In her quest for greater glories and setting up an alternative front post-2014 elections, West Bengal Chief Minister Mamata Bannerjee has taken to the social media with a vengeance. In a recent post, she revealed her hand: ‘‘Time has come for all the regional parties to come together and form a federal front in the coming Lok Sabha election. Let us stand together. Let us talk together. Let us decide a plan of action for the next Lok Sabha elections.”
She continued: ‘‘I appeal to all non-Congress, non-BJP regional parties to launch a united fight to free the country from misrule and anti-people decisions and work together to build a better and brighter India.” Her recent bonhomie with Nitish Kumar and Navin Patnaik, both anti-Congress and anti-BJP, is a pointer in that direction.
Why is Mamata pursuing this idea with such fervor? A look at the current political scenario in Bengal offers some clues. The state’s civil society is yet to recover from the June 21 rally, a day when Kolkata witnessed huge protests comprising the city’s intellectuals and common people against the serial rape cases taking place in Bengal – more importantly the protest focused on West Bengal’s first woman chief minister and her utter lack of sensitivity towards an issue which has rocked the country. Without a political banner, the wave of anger on June 21– coincidentally also the foundation day of Left Front Government formed in 1977 – was quite unprecedented.

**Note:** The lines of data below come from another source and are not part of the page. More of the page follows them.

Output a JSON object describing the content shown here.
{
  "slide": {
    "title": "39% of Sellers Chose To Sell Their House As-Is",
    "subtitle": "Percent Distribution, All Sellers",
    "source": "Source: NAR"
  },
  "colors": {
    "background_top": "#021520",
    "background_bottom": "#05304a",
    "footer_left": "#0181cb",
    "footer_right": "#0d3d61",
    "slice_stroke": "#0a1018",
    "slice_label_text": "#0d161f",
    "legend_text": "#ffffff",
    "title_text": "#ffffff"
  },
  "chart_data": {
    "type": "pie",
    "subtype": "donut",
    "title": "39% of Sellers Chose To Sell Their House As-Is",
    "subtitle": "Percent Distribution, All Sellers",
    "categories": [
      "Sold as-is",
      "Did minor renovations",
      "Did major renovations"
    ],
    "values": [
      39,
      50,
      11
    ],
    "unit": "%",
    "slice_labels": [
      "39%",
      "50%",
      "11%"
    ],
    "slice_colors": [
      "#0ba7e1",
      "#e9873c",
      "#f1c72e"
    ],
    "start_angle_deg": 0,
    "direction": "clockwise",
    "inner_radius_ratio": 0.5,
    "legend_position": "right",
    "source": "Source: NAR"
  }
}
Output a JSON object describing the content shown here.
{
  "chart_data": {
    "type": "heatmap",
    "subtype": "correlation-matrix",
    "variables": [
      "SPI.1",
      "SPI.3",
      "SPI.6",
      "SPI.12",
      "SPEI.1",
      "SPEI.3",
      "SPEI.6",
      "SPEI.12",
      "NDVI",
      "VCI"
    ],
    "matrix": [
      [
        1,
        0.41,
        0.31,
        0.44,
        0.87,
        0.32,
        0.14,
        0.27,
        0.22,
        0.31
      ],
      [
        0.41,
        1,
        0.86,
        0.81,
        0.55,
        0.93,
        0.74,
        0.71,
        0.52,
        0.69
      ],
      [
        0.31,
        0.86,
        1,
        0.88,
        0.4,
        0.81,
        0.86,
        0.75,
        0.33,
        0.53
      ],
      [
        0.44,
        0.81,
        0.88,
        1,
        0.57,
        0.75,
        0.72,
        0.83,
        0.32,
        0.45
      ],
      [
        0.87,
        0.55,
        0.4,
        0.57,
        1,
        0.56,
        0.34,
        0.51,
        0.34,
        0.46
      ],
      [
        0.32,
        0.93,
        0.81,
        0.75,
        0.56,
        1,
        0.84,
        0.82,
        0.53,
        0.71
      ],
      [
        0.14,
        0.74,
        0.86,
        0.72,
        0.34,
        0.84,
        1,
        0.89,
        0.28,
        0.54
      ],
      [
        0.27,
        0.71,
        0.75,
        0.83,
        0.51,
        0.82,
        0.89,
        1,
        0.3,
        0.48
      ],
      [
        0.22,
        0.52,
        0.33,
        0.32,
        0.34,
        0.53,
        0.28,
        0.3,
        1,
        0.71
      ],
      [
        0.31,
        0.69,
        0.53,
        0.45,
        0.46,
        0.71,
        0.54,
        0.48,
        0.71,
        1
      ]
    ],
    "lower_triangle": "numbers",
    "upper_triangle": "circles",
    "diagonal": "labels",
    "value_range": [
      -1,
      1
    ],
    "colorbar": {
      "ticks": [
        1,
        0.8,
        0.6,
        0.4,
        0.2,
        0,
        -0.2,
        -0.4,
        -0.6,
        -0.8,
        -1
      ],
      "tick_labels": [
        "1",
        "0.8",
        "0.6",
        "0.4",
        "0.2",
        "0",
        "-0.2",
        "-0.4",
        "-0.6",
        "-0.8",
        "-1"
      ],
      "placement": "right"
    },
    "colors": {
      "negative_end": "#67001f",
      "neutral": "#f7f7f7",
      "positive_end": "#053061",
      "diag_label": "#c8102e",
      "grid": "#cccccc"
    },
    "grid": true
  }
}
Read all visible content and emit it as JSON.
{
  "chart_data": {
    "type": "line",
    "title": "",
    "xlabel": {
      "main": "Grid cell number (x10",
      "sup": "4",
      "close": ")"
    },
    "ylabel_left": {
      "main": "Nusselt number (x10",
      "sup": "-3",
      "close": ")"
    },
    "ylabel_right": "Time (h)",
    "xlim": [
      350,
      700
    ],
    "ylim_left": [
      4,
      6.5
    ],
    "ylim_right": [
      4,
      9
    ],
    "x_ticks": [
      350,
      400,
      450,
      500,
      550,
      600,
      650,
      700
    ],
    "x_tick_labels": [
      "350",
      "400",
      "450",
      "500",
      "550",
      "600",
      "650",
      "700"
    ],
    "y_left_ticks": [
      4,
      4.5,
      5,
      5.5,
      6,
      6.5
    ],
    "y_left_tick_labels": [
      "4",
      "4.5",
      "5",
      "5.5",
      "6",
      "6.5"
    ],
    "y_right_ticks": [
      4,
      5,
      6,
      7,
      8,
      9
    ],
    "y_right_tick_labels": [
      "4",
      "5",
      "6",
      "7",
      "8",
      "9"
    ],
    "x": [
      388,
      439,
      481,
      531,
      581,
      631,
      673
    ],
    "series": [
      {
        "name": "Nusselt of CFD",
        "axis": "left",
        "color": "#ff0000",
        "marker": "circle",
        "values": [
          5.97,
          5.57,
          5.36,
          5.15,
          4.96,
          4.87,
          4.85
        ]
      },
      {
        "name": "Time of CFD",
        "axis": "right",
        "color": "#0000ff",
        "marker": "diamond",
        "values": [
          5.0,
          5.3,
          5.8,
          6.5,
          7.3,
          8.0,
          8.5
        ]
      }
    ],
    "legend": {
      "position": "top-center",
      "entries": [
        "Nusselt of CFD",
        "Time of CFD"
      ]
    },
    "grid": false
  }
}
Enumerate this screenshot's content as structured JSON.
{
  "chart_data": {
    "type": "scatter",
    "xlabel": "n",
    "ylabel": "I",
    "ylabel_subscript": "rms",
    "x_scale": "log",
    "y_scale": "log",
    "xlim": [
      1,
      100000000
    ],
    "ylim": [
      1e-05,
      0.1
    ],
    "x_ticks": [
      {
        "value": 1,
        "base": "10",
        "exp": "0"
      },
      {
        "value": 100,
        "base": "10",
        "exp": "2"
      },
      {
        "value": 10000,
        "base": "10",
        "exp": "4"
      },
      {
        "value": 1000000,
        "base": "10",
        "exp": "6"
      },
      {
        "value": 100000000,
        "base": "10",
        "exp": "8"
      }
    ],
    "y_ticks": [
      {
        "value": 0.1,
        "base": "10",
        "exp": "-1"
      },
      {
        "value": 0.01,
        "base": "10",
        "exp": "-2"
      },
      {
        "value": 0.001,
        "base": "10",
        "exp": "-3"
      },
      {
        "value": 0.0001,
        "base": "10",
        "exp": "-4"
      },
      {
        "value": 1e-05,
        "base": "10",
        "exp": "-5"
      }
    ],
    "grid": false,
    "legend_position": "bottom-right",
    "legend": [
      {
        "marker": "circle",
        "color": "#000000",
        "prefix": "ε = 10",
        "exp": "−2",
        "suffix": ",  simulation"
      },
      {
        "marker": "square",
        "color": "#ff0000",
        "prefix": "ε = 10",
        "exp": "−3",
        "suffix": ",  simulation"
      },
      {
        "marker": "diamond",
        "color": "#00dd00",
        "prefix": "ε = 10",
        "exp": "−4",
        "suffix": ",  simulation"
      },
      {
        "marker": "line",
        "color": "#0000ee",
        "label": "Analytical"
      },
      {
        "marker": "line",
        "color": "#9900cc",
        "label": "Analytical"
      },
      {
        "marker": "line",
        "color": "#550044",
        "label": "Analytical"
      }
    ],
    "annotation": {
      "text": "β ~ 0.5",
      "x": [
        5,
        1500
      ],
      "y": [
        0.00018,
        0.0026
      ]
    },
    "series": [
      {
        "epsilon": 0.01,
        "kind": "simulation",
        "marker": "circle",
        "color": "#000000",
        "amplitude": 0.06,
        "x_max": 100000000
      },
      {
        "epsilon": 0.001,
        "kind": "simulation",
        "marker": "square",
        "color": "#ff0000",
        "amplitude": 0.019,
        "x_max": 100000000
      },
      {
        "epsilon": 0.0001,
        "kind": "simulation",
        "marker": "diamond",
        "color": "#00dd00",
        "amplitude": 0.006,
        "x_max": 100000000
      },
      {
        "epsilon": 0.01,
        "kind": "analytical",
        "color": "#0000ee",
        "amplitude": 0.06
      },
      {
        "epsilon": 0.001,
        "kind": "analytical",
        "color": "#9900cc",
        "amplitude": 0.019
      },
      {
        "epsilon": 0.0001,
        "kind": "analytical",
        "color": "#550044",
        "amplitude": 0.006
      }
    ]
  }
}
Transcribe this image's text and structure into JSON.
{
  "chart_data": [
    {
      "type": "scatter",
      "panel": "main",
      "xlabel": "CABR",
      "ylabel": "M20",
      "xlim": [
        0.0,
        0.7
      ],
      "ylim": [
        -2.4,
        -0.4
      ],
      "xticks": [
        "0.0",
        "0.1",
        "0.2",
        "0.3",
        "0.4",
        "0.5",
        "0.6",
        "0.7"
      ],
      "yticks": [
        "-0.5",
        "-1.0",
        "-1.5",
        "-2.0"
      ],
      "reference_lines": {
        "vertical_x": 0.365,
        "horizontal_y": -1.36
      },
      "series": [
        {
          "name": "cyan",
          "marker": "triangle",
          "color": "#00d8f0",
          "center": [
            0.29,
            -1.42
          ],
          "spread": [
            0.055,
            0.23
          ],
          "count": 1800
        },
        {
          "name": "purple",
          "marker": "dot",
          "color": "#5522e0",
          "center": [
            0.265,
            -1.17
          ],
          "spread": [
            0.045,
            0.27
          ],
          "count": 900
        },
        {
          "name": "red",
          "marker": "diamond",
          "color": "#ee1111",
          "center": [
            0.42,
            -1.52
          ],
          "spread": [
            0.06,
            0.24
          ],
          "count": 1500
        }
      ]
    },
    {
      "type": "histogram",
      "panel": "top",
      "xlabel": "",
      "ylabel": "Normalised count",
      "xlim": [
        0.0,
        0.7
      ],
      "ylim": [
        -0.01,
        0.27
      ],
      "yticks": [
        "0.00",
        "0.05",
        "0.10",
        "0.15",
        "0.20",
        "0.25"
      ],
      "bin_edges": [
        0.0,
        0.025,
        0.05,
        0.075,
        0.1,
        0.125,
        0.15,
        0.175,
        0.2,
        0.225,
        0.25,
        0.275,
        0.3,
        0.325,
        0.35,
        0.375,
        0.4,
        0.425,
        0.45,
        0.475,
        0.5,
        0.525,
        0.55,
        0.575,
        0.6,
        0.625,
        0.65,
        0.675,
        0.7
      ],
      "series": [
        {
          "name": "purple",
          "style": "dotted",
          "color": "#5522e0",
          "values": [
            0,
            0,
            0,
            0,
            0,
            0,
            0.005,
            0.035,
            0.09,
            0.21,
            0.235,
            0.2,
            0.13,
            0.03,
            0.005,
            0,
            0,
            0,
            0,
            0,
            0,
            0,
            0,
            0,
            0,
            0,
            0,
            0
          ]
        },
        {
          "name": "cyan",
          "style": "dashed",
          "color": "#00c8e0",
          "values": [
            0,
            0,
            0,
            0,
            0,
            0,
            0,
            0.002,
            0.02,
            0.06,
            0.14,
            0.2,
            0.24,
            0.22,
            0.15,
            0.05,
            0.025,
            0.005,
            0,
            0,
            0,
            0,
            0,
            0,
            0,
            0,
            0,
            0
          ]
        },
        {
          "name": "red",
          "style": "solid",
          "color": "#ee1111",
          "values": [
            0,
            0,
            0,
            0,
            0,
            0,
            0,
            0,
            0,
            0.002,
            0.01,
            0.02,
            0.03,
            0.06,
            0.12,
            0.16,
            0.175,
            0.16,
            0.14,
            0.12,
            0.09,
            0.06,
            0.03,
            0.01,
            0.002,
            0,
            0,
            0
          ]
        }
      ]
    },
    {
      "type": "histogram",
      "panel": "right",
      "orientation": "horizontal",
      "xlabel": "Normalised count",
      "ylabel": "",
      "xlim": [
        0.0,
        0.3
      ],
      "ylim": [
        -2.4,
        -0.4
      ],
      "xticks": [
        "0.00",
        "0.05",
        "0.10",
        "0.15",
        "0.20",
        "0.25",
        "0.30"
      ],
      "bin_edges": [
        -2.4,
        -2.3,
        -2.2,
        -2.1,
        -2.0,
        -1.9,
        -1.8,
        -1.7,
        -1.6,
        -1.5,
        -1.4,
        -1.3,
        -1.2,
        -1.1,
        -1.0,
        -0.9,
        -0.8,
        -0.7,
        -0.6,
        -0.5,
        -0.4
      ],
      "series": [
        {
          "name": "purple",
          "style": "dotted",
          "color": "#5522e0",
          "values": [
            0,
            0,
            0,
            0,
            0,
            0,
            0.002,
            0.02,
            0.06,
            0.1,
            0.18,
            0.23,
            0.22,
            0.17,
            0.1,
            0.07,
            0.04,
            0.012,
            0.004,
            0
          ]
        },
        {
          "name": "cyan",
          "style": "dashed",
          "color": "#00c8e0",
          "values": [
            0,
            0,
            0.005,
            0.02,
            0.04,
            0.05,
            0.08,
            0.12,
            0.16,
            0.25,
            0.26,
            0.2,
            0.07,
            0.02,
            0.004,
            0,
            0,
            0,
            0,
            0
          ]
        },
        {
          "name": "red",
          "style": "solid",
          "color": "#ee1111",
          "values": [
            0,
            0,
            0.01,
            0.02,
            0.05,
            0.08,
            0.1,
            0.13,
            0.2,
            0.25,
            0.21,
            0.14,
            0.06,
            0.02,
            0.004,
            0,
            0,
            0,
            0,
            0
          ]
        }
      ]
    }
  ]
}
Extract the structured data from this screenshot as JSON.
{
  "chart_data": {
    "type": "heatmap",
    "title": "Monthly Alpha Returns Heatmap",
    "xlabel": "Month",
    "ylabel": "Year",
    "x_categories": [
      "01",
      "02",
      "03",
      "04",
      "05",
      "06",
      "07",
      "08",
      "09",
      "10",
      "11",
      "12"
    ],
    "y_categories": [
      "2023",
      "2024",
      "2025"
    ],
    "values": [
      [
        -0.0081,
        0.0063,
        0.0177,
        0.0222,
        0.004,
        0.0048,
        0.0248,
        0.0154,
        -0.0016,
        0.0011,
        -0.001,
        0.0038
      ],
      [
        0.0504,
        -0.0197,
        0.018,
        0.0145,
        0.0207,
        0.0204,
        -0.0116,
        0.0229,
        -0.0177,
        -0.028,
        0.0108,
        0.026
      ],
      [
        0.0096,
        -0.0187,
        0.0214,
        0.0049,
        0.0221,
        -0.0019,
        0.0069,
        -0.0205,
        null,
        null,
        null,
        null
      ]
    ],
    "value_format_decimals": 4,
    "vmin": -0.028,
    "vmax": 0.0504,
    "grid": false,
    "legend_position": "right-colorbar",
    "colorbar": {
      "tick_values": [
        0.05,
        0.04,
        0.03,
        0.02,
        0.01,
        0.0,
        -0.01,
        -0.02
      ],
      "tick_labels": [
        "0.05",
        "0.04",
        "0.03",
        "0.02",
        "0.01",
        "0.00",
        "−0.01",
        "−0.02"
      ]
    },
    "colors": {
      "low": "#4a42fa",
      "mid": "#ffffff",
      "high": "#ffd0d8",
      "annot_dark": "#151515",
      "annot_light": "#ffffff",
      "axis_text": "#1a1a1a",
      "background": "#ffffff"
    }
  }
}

The rally took place at a time when the Mamata administration is trying hard to cope with the million dollar Saradha chit-fund scam and a running battle of attrition over the upcoming panchayat elections with the State Election Commission.
Does Mamata have national acceptance to make a clarion call for a federal front? Veteran educationist Sunanda Sanyal does not think so. ‘‘Mamata will have no decisive role to play in the Lok Sabha elections of 2004. The only thing she can do – and which she is doing – is taking this state towards destruction. She has been unable to fulfill her promises in Bengal so what is there to talk about the country?”
Sanyal, a bitter critic of the Left Front government and a former supporter of Mamatadi, has received legal notices from the Trinamool Congress in addition to some offensive SMSs when he started to raise his voice against the chief minister
The Congress too is not impressed. Terming her federal front as a mere ‘day-dream’, Congress spokesperson Shakil Ahmed did not pull punches on what he thought was the future of such a front. ‘‘Point to be noted that all the three (Mamata, Nitish and Navin) opting for the federal front are just regional parties and have no national entity. Mamata has every right to dream but practically such a front is not possible.’’ There appears to be a great deal of unanimity on this. RSP’s Amrito Maity told TSI, ‘‘It’s true that there is a huge anti-Congress sentiment. But that doesn’t mean that Mamata has got the space and accountability to form such a front. She has a fickle mind and is concerned about her own supremacy, above everything else.’’
Minister of Railways Adhir Chowdhury, Bengal Congress’s strongman, believes the chief minister’s current posturing is old hat. ‘‘There is nothing new in Mamata’s recent demand. Earlier we used to hear it from Prakash Karat, now it is Mamata.”
At a recent press conference, Mamata went so far as to suggest that to oust the UPA, even a meeting with CPM at their Alimuddin Street headquarters could not be ruled out. But critics call it a political stunt. They say she has been floating in and out of central power; three times she became Union minister, but never completed a full term. Trinamool Congress has aligned with different coalition governments — from NDA to UPA. Mamata’s consistency has been marked only in one respect – her combat against CPM which is why the state’s electorate has backed her. Otherwise, many political analysts and intellectuals doubt her politics. Magsaysay Award winner Mahasweta Devi once said, ‘‘It is very difficult to say what her politics is all about. We have seen that she is mostly against the CPM – nothing more.”
Meanwhile Mamata’s love-hate relationship with the Congress continues. She pulled out of the UPA alleging that ‘‘Congress had become CPM’s ‘B’ team’’. Since then, it has been a series of ups and downs, with current equations between the two bordering on hostility.
Says Adhir Chowdhury: ‘‘In a democratic system everybody has the right to dream. There exist a large numbers of highly-ambitious regional leaders like her who love to cover up their own faults. Mamata cannot even rule a state, forget about the country.’’
With BJP withdrawing its candidate in the recently-concluded Howrah parliamentary by-polls, there has been speculation that Mamata might be getting closer to BJP. But despite being a former member of NDA, Mamata is no longer in a position to tie up with them, given her recent pro-minority statements. Soon after BJP announced Modi as their poll campaign in charge, Mamata began on the speculation of a federal front – as articulated in her Facebook account. The BJP has refrained from attacking Mamata because they want her back in the NDA. Said BJP spokesperson Nirmala Sitharaman: ‘‘Parties (of Bengal, Bihar and Odisha) who are keen to form a federal front are basically non-Congress and the federal front call reflects their frustration.’’ The federal front is not a reality at the moment but it is to counter this idea that CPM has come up with its own idea of a third front. If anything, it further weakens Mamata’s chances.